I'm reading Bloody Mary’s, Geoffrey Dennis’s 1934 account of being a British schoolboy in the 1890s.  

There's a diversion about Special Local Knowledge that all the boys acquire from each other at school, and one of their fascinations is that, even in the 1890s, Yorkshire shepherds had a separate system for "scoring" sheep. (Scoring, I presume, because you want to know how many score of sheep you have, rather than to know whether the sheep are winning.)   The numbers are:

Yah, Tiah, Tethera, Methera, Pip, 
Seezar, Leezer, Cattera, Hona, Dick, 
Yah-Dick, Tiah-Dick, Tether-a-Dick, Mether-a-Dick, Bumper, 
Yah-De-Bumper, Tiah-de-Bumper, Tether-de-Bumper, Mether-de-Bumper, Jigger.

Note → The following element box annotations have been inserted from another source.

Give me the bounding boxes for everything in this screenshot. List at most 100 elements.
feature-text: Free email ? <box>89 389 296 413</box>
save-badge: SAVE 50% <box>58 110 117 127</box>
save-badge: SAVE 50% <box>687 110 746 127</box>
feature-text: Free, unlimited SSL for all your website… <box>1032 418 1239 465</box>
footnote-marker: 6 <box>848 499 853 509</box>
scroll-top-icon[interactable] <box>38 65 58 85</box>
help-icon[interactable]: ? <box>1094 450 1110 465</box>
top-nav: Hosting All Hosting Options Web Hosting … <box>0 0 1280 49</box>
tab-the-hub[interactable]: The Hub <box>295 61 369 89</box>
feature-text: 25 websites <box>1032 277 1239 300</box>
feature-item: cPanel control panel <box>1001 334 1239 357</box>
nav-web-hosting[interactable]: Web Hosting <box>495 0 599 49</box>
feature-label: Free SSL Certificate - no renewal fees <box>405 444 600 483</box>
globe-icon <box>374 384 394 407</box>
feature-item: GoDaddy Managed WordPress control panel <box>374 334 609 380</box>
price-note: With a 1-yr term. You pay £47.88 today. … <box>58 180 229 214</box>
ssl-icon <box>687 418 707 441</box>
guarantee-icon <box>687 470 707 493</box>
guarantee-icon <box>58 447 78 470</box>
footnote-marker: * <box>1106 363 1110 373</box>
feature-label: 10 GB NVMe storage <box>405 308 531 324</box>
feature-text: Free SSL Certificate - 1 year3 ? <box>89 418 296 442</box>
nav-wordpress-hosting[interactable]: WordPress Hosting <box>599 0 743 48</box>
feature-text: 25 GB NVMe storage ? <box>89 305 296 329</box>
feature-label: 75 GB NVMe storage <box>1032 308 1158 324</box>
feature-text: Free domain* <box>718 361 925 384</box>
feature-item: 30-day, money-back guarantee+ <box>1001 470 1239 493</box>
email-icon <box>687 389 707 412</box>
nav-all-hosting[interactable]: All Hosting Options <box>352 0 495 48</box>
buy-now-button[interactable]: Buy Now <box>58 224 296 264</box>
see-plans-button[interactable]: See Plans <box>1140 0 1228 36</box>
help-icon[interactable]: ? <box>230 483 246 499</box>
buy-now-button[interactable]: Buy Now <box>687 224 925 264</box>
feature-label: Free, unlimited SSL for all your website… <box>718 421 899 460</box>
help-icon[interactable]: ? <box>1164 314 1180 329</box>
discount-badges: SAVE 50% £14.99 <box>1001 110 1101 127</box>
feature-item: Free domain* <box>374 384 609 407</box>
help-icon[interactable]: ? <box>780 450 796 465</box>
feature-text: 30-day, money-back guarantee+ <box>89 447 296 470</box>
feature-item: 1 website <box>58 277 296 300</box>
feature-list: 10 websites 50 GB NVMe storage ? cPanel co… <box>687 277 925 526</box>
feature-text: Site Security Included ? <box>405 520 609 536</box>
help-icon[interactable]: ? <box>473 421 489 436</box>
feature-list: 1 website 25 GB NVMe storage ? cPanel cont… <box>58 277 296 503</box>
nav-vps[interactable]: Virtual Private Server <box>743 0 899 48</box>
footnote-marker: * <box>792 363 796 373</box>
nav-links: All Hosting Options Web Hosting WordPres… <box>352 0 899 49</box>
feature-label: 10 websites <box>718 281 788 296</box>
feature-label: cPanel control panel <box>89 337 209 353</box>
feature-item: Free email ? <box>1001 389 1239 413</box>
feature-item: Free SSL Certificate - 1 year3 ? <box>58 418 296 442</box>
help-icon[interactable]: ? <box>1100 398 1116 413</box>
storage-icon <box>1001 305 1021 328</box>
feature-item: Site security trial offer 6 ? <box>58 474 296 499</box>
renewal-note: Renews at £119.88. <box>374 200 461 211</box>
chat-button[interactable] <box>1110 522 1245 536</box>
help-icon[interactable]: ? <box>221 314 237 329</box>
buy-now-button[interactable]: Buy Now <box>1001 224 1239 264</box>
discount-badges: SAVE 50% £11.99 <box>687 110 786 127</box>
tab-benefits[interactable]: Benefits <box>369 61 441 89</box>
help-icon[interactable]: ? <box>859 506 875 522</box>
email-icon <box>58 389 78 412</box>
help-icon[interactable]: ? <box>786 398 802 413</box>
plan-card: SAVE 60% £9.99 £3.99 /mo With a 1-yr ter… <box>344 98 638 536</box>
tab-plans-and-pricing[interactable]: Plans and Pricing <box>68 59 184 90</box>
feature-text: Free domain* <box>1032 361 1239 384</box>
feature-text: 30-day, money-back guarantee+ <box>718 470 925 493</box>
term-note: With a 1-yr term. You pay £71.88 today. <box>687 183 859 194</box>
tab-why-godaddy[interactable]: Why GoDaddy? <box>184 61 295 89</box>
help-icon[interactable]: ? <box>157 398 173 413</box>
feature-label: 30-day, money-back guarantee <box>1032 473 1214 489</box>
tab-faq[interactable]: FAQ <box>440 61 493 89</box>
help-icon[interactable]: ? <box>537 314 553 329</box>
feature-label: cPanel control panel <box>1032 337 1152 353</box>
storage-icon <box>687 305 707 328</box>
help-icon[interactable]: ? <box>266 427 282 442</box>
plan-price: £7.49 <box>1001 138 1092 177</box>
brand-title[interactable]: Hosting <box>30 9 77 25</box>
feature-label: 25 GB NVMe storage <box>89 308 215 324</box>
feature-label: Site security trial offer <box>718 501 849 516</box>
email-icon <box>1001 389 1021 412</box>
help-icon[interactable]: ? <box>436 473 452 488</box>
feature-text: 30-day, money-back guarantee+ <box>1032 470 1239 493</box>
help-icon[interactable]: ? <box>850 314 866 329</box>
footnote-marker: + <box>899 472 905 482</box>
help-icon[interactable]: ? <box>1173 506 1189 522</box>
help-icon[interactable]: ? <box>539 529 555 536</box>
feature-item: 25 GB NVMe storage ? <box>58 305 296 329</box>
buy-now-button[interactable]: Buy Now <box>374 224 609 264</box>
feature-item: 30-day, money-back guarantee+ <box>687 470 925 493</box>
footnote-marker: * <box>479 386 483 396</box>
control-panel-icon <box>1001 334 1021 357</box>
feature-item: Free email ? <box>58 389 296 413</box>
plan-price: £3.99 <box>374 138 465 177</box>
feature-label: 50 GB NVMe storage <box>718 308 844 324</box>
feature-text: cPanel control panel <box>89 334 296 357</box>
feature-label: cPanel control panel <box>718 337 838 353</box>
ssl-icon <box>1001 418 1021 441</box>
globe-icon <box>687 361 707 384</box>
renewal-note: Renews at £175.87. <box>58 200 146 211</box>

So sheep #5 is Pip, #10 is Dick, #15 is Bumper, and #20 is Jigger.  Is that why Jack Aubrey calls a full glass (“A toast! Bumpers all round!”) a bumper?  They’re not all nonsense words, either; "pip" is apparently derived from Welsh pump. It’s not just one mad farmer’s habit, either; variants of the system have been collected from Yorkshire, Ireland, and (!) Ohio.

See also costermonger’s back-talk, which is not the sort of back-talk your mother warned you against.

Update: I am informed that school boys today still revel in these counting systems. Can’t blame them. Also, a variant of “Cattera, Hona, Dick” – eight, nine, ten – is, apparently, “Hickory, Dickory, Dock”, which everyone knows, and especially the mouse.